There are a number of common use cases for
geenee. Most take advantage of distributed maintenance.
Maybe you want to promote a particular framework or tool with templates.
By letting someone create them easily, you open the door for many adopters.
Also, you can update a rapidly changing tool without leaving your legacy users stranded.
You might even provide multiple templates with the same input types, so that potential adopters can decide which best suits their needs.
Standard Code Base Creation
If you regularly create similar code bases, you could save yourself a lot of time. Not just creating them, but also maintaining them over time.
For instance, an app development company usually evolves fairly consistent preferred architectures.
geenee makes them much easier to use and to update.
It is hard to coordinate between developers. They tend to prefer to do things in different ways.
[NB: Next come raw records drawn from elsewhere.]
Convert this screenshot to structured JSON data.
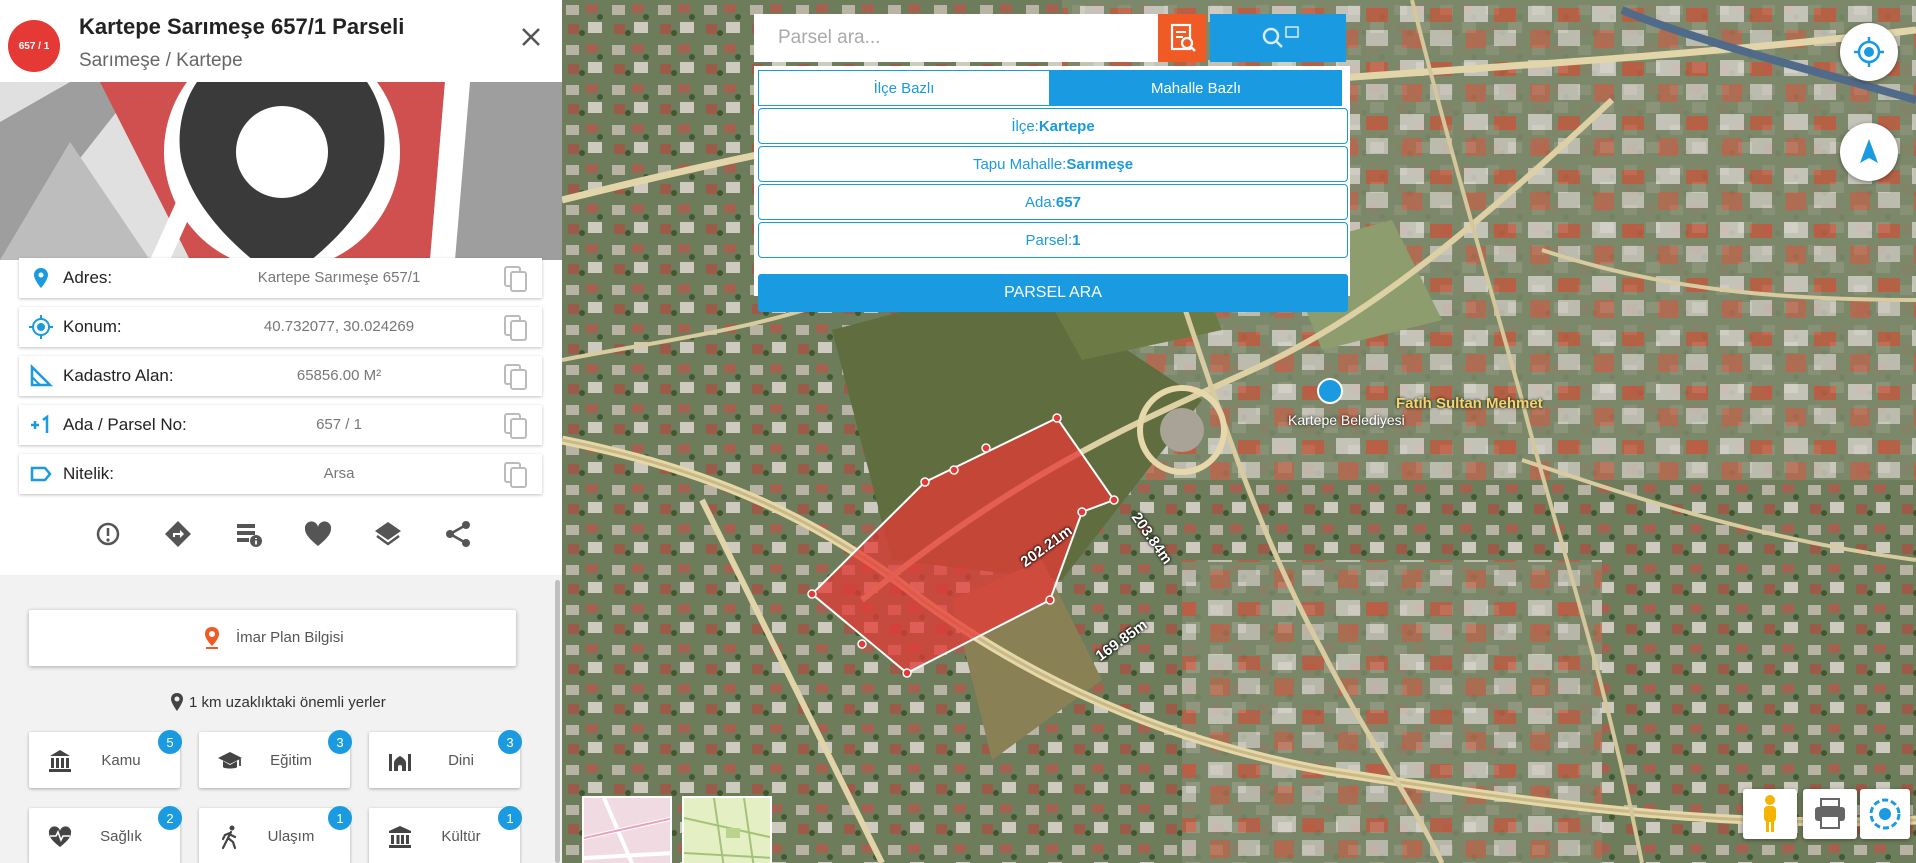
{
  "parcel": {
    "badge": "657 / 1",
    "title": "Kartepe Sarımeşe 657/1 Parseli",
    "subtitle": "Sarımeşe / Kartepe"
  },
  "info": [
    {
      "label": "Adres:",
      "value": "Kartepe Sarımeşe 657/1",
      "icon": "location-pin-icon"
    },
    {
      "label": "Konum:",
      "value": "40.732077, 30.024269",
      "icon": "crosshair-icon"
    },
    {
      "label": "Kadastro Alan:",
      "value": "65856.00 M²",
      "icon": "area-ruler-icon"
    },
    {
      "label": "Ada / Parsel No:",
      "value": "657 / 1",
      "icon": "plus-one-icon"
    },
    {
      "label": "Nitelik:",
      "value": "Arsa",
      "icon": "tag-icon"
    }
  ],
  "actions": [
    "report-icon",
    "directions-icon",
    "details-icon",
    "favorite-icon",
    "layers-icon",
    "share-icon"
  ],
  "imar": {
    "label": "İmar Plan Bilgisi"
  },
  "nearby": {
    "title": "1 km uzaklıktaki önemli yerler",
    "categories": [
      {
        "label": "Kamu",
        "count": "5",
        "icon": "government-building-icon"
      },
      {
        "label": "Eğitim",
        "count": "3",
        "icon": "graduation-cap-icon"
      },
      {
        "label": "Dini",
        "count": "3",
        "icon": "mosque-icon"
      },
      {
        "label": "Sağlık",
        "count": "2",
        "icon": "heart-pulse-icon"
      },
      {
        "label": "Ulaşım",
        "count": "1",
        "icon": "walking-person-icon"
      },
      {
        "label": "Kültür",
        "count": "1",
        "icon": "museum-icon"
      }
    ]
  },
  "search": {
    "placeholder": "Parsel ara...",
    "tabs": [
      "İlçe Bazlı",
      "Mahalle Bazlı"
    ],
    "active_tab": "Mahalle Bazlı",
    "fields": [
      {
        "label": "İlçe:",
        "value": "Kartepe"
      },
      {
        "label": "Tapu Mahalle:",
        "value": "Sarımeşe"
      },
      {
        "label": "Ada:",
        "value": "657"
      },
      {
        "label": "Parsel:",
        "value": "1"
      }
    ],
    "submit": "PARSEL ARA"
  },
  "map": {
    "dimensions": [
      "202.21m",
      "203.84m",
      "169.85m"
    ],
    "poi": {
      "name": "Kartepe Belediyesi",
      "place": "Fatih Sultan Mehmet"
    }
  },
  "colors": {
    "accent": "#1a9ae0",
    "orange": "#f05a24",
    "badge": "#e53935",
    "parcel": "#e53935"
  }
}
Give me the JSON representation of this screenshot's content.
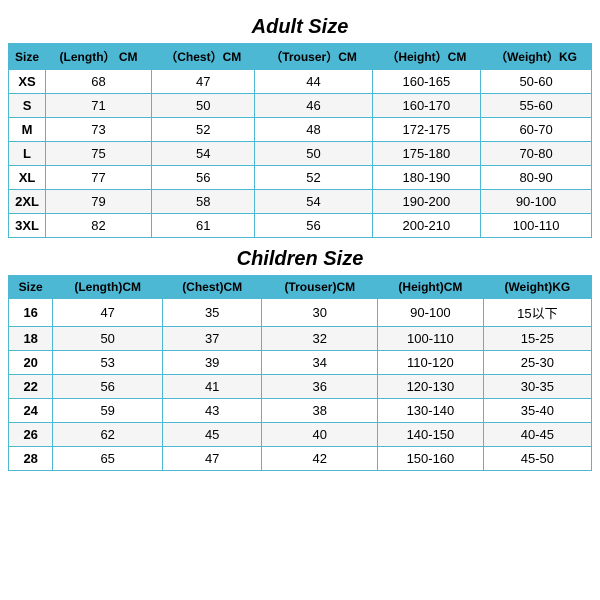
{
  "adult": {
    "title": "Adult Size",
    "headers": [
      "Size",
      "(Length） CM",
      "（Chest）CM",
      "（Trouser）CM",
      "（Height）CM",
      "（Weight）KG"
    ],
    "rows": [
      [
        "XS",
        "68",
        "47",
        "44",
        "160-165",
        "50-60"
      ],
      [
        "S",
        "71",
        "50",
        "46",
        "160-170",
        "55-60"
      ],
      [
        "M",
        "73",
        "52",
        "48",
        "172-175",
        "60-70"
      ],
      [
        "L",
        "75",
        "54",
        "50",
        "175-180",
        "70-80"
      ],
      [
        "XL",
        "77",
        "56",
        "52",
        "180-190",
        "80-90"
      ],
      [
        "2XL",
        "79",
        "58",
        "54",
        "190-200",
        "90-100"
      ],
      [
        "3XL",
        "82",
        "61",
        "56",
        "200-210",
        "100-110"
      ]
    ]
  },
  "children": {
    "title": "Children Size",
    "headers": [
      "Size",
      "(Length)CM",
      "(Chest)CM",
      "(Trouser)CM",
      "(Height)CM",
      "(Weight)KG"
    ],
    "rows": [
      [
        "16",
        "47",
        "35",
        "30",
        "90-100",
        "15以下"
      ],
      [
        "18",
        "50",
        "37",
        "32",
        "100-110",
        "15-25"
      ],
      [
        "20",
        "53",
        "39",
        "34",
        "110-120",
        "25-30"
      ],
      [
        "22",
        "56",
        "41",
        "36",
        "120-130",
        "30-35"
      ],
      [
        "24",
        "59",
        "43",
        "38",
        "130-140",
        "35-40"
      ],
      [
        "26",
        "62",
        "45",
        "40",
        "140-150",
        "40-45"
      ],
      [
        "28",
        "65",
        "47",
        "42",
        "150-160",
        "45-50"
      ]
    ]
  }
}
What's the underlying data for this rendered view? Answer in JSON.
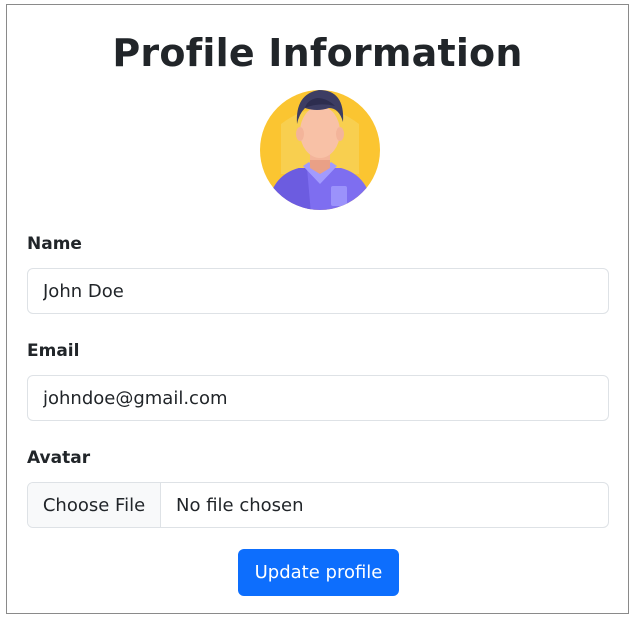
{
  "page": {
    "title": "Profile Information"
  },
  "avatar": {
    "icon": "user-avatar-icon"
  },
  "form": {
    "name_label": "Name",
    "name_value": "John Doe",
    "email_label": "Email",
    "email_value": "johndoe@gmail.com",
    "avatar_label": "Avatar",
    "file_button": "Choose File",
    "file_status": "No file chosen",
    "submit_label": "Update profile"
  },
  "colors": {
    "primary": "#0d6efd",
    "avatar_bg": "#fbc531",
    "shirt": "#7e6ef0"
  }
}
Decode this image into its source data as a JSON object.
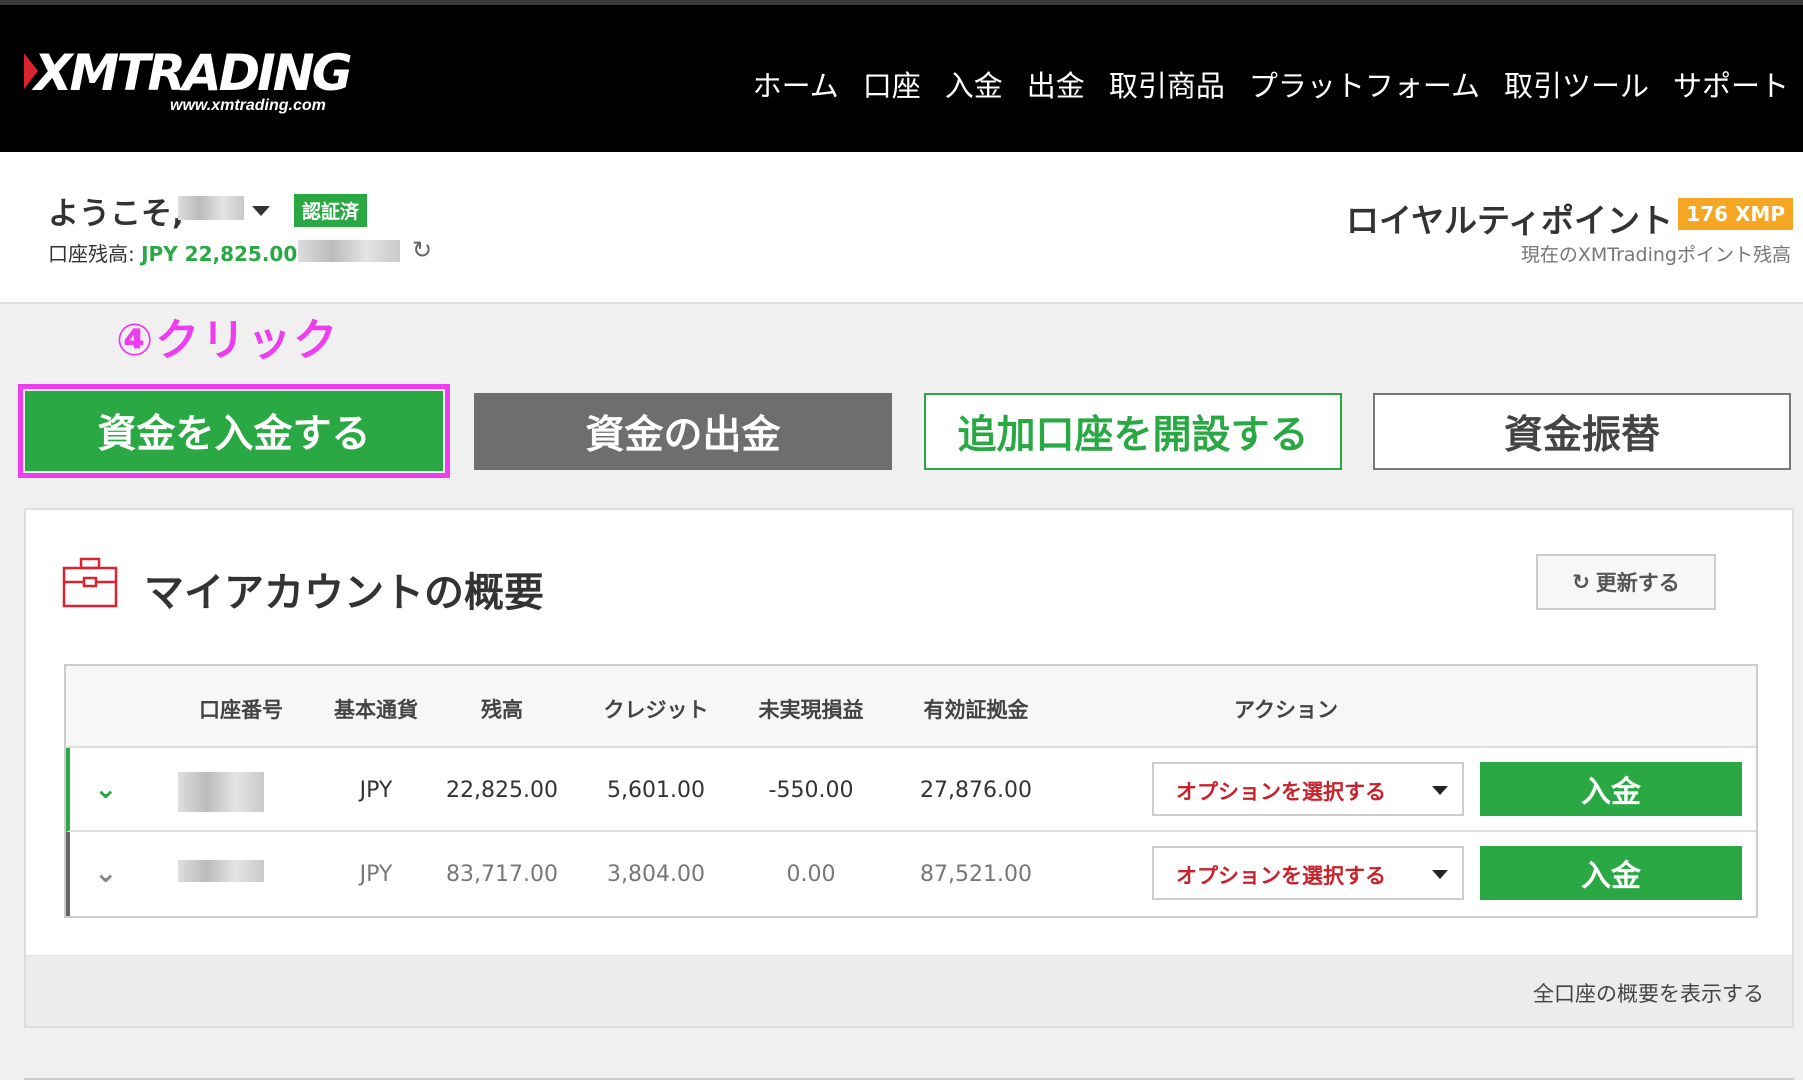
{
  "header": {
    "logo_text": "XMTRADING",
    "logo_url": "www.xmtrading.com",
    "nav": [
      "ホーム",
      "口座",
      "入金",
      "出金",
      "取引商品",
      "プラットフォーム",
      "取引ツール",
      "サポート"
    ]
  },
  "welcome": {
    "greeting": "ようこそ,",
    "verified_badge": "認証済",
    "balance_label": "口座残高: ",
    "balance_value": "JPY 22,825.00",
    "loyalty_title": "ロイヤルティポイント",
    "loyalty_badge": "176 XMP",
    "loyalty_sub": "現在のXMTradingポイント残高"
  },
  "annotation": "④クリック",
  "actions": {
    "deposit": "資金を入金する",
    "withdraw": "資金の出金",
    "open_account": "追加口座を開設する",
    "transfer": "資金振替"
  },
  "overview": {
    "title": "マイアカウントの概要",
    "update_button": "更新する",
    "columns": [
      "口座番号",
      "基本通貨",
      "残高",
      "クレジット",
      "未実現損益",
      "有効証拠金",
      "アクション"
    ],
    "rows": [
      {
        "currency": "JPY",
        "balance": "22,825.00",
        "credit": "5,601.00",
        "pnl": "-550.00",
        "equity": "27,876.00",
        "select_label": "オプションを選択する",
        "deposit_label": "入金"
      },
      {
        "currency": "JPY",
        "balance": "83,717.00",
        "credit": "3,804.00",
        "pnl": "0.00",
        "equity": "87,521.00",
        "select_label": "オプションを選択する",
        "deposit_label": "入金"
      }
    ],
    "show_all": "全口座の概要を表示する"
  },
  "colors": {
    "green": "#2aa844",
    "highlight": "#ee3df0",
    "badge_orange": "#f5a623",
    "select_red": "#c8222c"
  }
}
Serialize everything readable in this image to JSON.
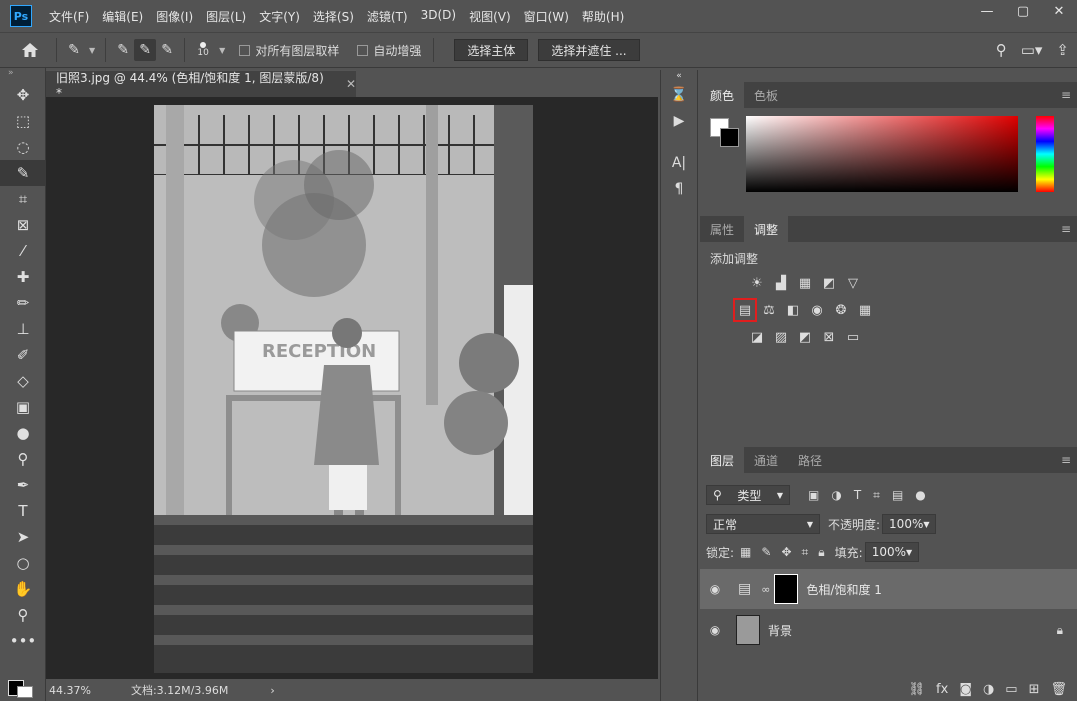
{
  "app": {
    "logo": "Ps"
  },
  "menu": [
    "文件(F)",
    "编辑(E)",
    "图像(I)",
    "图层(L)",
    "文字(Y)",
    "选择(S)",
    "滤镜(T)",
    "3D(D)",
    "视图(V)",
    "窗口(W)",
    "帮助(H)"
  ],
  "window_controls": [
    "—",
    "▢",
    "✕"
  ],
  "options": {
    "brush_size": "10",
    "sample_all_layers": "对所有图层取样",
    "auto_enhance": "自动增强",
    "select_subject": "选择主体",
    "select_and_mask": "选择并遮住 ..."
  },
  "document": {
    "tab_title": "旧照3.jpg @ 44.4% (色相/饱和度 1, 图层蒙版/8) *",
    "zoom": "44.37%",
    "doc_info": "文档:3.12M/3.96M",
    "sign_text": "RECEPTION"
  },
  "color_panel": {
    "tabs": [
      "颜色",
      "色板"
    ]
  },
  "adjust_panel": {
    "tabs": [
      "属性",
      "调整"
    ],
    "title": "添加调整"
  },
  "layers_panel": {
    "tabs": [
      "图层",
      "通道",
      "路径"
    ],
    "filter_kind": "类型",
    "blend_mode": "正常",
    "opacity_label": "不透明度:",
    "opacity": "100%",
    "lock_label": "锁定:",
    "fill_label": "填充:",
    "fill": "100%",
    "layers": [
      {
        "name": "色相/饱和度 1"
      },
      {
        "name": "背景"
      }
    ]
  }
}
But maintaining a clear separation between templated and custom code makes it far simpler to hire someone for a single change that won't affect the rest of the code.
Also, it can be much cheaper. Rather than having to hire someone capable of architecting it, you can hire a basic developer at a fraction of the cost. They will have to understand much less, and they can do a lot less damage, because their code is limited to designated custom locations.
Even if you build a tool from scratch, it can be a chore to keep it updated with the latest packages.
Sometimes, when a tool that you used makes a major breaking release, it can be hard to upgrade your code that was generated with the tool.
Sometimes, you find that you want to update your architecture entirely. In some cases, the custom code that you are porting might be very small. You may even be able to replace your template while reusing the same custom code.